Britain’s political system remained in turmoil Monday, virtually leaderless and with the two major parties divided internally. … Labour leader Jeremy Corbyn … faces a likely leadership election after seeing more than two dozen members of his leadership team resign in the past two days.
Alastair Darling, a former chancellor of the exchequer, outlined the extent of the crisis here during an interview with the BBC’s “Today” program on Monday. “There is no government. There is no opposition. The people who got us into this mess — they’ve gone to ground,” he said “How has the United Kingdom come to this position? We have taken this decision and have no plan for the future.”
The underlying factor is economic malaise brought on by a bubble of debt which saw most of the gains flowing to a financial elite. See this graph. Now we enter the aftermath.
Anthony King, a professor of politics at the University of Essex, said the underlying factor is that many people no longer believe that, however imperfect things are economically, they will keep getting better.
In the face of that change in public attitudes, he said, much of the political class “is behaving the way it used to behave, the old arguments, the old fights, the adversarialism.” That has created what he called “the palpable disconnection” between political leaders and ordinary people. “That is true across much of the democratic world,” he added. “How do you put that right?”

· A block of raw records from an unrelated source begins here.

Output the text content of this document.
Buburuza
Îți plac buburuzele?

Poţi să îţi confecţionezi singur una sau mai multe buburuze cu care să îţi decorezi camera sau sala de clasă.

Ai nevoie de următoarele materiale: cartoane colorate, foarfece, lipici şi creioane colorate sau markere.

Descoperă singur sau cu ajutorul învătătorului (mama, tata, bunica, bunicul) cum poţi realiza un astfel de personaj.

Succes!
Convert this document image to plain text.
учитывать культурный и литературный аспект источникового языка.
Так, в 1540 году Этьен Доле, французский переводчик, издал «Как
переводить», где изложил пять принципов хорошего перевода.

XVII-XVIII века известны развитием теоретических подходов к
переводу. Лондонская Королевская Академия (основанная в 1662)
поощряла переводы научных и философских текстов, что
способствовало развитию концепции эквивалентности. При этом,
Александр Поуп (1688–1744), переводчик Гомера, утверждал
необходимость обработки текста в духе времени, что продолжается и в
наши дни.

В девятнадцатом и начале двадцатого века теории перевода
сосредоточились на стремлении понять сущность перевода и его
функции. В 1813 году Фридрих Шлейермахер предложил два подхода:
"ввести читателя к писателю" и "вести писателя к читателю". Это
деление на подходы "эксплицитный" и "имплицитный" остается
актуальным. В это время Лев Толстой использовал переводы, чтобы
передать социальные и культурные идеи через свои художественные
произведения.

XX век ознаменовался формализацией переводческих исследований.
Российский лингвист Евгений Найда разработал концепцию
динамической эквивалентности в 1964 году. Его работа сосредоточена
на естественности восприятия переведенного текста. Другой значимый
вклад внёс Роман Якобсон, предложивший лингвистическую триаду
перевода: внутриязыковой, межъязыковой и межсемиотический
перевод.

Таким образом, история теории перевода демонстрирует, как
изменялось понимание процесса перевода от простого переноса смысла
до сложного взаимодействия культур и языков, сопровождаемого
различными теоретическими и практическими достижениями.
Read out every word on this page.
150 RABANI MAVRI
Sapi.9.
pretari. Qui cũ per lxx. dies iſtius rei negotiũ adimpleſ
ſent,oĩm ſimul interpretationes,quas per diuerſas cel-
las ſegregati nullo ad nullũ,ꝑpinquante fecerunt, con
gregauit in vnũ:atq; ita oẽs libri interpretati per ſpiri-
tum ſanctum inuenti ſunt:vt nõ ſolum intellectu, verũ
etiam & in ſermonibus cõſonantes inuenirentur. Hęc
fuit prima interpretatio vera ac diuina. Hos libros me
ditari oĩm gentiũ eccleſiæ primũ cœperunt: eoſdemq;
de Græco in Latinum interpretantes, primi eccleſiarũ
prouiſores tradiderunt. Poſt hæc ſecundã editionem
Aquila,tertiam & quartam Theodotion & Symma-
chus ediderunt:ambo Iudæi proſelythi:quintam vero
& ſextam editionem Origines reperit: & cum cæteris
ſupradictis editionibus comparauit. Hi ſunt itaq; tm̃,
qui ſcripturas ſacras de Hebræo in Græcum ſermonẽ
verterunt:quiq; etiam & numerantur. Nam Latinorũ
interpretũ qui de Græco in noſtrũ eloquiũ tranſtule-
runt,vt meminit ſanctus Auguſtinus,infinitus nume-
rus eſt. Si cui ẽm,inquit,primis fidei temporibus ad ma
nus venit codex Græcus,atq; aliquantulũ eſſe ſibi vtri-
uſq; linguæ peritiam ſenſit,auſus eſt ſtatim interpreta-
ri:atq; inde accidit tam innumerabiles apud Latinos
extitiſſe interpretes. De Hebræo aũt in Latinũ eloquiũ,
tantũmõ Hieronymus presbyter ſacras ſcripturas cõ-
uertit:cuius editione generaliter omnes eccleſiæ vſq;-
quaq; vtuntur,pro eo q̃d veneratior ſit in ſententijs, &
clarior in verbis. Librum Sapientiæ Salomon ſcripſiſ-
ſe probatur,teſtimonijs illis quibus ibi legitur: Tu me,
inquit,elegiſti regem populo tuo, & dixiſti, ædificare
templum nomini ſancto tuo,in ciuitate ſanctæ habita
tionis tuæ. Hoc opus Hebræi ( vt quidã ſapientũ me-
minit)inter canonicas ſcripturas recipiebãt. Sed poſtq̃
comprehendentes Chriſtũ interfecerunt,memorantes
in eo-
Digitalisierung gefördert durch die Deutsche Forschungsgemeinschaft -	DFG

British politics could get exciting, with a fundamental re-alignment required by the new situation.
Britain’s political system faces months if not years of instability. Cameron originally recommended that a new prime minister be in place by early October. … The selection of a new prime minister probably will be followed by an early election — almost four years ahead of the next scheduled election — because the next prime minister will need a public endorsement as they begin the process of negotiating a withdrawal from the E.U.
For the Conservative Party, the prospect of an election as soon as possible is attractive because of the chaos within Labour and the prospect of enlarging the narrow majority won in May 2010. It is the prospect of a crippling defeat that caused many Labour members of Parliament, long unhappy with Corbyn, to move swiftly against him now. …
Today, Labour is in a vicious civil war, split between its grass-roots membership and the party’s elected leadership in Parliament. … The party’s deputy leader told Corbyn on Monday that he has lost the confidence of the parliamentary party. But Corbyn has fought to fight on and might have enough grass-roots support to fend off a challenge.
The reality is that neither party enjoys a particularly stable coalition. Tim Bale, a professor of politics at Queen Mary University in London, argued that as cultural issues — here symbolized by immigration — have risen to the fore, they have put pressure on a party system long organized over economic differences… But he added that history and institutional inertia mean there is no prospect of any realignment.